Polyhydroxy Sodium Salt Additive to Regulate Zn2+ Solvation Structure and Zn Deposition Texture for High‐Stability and Long‐Life Aqueous Zinc Batteries

Abstract Electrolyte additives are commonly employed in aqueous zinc‐ion batteries (ZIBs) to suppress dendrite growth, corrosion, and hydrogen evolution. However, rational design principles and systematic mechanistic studies for selecting suitable additives to regulate reversible Zn plating/stripping chemistry are worth in‐depth study. Using L‐ascorbic acid sodium (LAAS) as the representative, theoretical calculations combined with in situ experimental analyses manifest that polyhydroxy‐sodium‐salts preferentially chemisorbed on Zn surface to construct the H 2 O‐poor interfacial microenvironment, suppressing undesirable water‐related side reactions.

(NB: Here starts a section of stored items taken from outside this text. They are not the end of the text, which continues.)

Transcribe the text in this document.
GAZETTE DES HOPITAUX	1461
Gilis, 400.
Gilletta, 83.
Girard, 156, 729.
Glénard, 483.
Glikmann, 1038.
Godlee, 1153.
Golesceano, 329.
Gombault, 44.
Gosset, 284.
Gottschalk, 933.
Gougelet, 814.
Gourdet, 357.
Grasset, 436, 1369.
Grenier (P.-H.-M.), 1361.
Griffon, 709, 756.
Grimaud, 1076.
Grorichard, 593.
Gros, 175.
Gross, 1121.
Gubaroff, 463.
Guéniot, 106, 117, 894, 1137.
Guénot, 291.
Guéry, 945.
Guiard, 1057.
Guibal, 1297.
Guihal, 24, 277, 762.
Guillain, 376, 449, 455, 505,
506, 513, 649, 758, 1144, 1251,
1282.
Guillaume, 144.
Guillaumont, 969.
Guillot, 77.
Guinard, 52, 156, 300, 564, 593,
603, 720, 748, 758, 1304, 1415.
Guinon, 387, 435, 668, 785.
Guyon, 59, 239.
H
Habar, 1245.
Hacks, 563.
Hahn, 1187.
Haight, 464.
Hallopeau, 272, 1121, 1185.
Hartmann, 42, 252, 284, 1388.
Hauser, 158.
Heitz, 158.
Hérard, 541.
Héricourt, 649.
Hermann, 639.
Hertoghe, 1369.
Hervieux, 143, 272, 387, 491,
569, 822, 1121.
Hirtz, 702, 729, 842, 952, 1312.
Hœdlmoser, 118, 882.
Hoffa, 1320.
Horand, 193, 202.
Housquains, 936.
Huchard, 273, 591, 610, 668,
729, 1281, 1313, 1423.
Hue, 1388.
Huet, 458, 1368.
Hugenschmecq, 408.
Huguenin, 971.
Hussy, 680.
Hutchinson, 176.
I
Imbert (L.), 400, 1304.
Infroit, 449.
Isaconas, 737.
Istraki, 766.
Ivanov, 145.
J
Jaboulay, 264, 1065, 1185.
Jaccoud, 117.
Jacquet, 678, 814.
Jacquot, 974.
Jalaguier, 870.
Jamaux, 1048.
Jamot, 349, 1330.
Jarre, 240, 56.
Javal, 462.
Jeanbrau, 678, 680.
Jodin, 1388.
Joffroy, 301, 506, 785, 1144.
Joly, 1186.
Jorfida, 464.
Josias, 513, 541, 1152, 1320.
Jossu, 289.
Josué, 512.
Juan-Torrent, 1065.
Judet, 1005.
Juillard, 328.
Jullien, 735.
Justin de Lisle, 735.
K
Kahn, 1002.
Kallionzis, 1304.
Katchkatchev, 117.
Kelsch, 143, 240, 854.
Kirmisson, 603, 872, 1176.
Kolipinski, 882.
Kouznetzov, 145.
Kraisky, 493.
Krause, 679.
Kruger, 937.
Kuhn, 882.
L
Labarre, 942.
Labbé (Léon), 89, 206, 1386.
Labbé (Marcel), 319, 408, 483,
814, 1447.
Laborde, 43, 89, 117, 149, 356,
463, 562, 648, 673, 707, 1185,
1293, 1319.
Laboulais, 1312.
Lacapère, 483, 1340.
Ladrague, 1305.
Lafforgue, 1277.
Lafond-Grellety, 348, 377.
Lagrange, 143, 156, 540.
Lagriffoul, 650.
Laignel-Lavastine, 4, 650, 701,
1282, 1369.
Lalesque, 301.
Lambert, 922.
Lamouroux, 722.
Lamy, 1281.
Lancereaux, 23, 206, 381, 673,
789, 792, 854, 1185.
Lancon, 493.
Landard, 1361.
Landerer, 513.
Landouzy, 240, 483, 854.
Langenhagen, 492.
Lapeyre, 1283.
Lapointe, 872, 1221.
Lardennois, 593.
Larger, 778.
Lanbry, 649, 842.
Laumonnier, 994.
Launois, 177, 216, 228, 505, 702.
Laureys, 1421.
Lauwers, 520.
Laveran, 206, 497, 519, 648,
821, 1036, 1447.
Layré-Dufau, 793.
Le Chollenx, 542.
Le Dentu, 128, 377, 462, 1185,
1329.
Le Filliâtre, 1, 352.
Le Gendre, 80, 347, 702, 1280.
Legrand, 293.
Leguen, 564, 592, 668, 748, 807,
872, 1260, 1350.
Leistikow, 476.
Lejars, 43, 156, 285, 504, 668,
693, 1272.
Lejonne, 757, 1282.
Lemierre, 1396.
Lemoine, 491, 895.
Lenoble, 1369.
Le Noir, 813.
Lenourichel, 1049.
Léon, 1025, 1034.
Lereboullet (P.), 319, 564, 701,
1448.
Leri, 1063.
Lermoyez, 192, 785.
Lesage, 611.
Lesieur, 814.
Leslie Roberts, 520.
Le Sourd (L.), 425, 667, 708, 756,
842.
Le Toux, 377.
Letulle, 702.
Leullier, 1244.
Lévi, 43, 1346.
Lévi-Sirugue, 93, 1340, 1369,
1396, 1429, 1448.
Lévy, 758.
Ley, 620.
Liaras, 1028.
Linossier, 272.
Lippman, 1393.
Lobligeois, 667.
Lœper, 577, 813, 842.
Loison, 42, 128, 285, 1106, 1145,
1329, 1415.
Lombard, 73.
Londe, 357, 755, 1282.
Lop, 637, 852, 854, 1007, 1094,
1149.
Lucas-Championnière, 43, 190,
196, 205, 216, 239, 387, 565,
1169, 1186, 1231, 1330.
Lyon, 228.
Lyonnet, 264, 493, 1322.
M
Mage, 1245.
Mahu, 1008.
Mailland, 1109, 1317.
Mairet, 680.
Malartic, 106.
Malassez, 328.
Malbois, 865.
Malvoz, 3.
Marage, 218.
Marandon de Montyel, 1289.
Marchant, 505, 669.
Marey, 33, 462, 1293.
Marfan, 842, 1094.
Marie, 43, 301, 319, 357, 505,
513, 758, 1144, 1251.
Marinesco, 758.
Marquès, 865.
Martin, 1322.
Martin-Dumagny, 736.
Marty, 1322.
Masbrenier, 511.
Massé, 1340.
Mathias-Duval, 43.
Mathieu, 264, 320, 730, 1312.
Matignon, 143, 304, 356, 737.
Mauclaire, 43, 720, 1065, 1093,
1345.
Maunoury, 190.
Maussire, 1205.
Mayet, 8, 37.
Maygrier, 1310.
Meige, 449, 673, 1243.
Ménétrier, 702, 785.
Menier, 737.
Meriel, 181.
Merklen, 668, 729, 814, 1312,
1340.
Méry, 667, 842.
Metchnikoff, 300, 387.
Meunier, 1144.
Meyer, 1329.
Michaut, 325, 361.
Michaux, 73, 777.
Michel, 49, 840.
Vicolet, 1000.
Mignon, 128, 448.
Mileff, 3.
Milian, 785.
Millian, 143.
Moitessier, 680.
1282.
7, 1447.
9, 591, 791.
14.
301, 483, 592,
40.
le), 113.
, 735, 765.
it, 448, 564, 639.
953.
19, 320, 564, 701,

Concurrently, sodium ions provide an armor shielding layer to regulate the electric field to guide (002) Zn deposition texture. Specifically, sodium‐salts replace H 2 O molecules in the coordinated shell of hydrated Zn 2+ ions, improving the electrochemical stability window (ESW) to extend the working voltage of the aqueous ZIBs. Therefore, Zn||Zn symmetric cell with polyhydroxy‐sodium‐salts additive exhibits impressive cumulative capacity of 7875 mAh cm −2 at high current density of 30 mA cm −2 . Even when the discharge voltage expands to 1.8 V, Zn||V 2 O 5 full cell realizes a capacity retention of 98.26% for over 500 cycles. This work quickens the design of advanced aqueous ZIBs by green and cheap electrolyte additive, which is expected to herald an innovative phase of research on high‐stability aqueous batteries.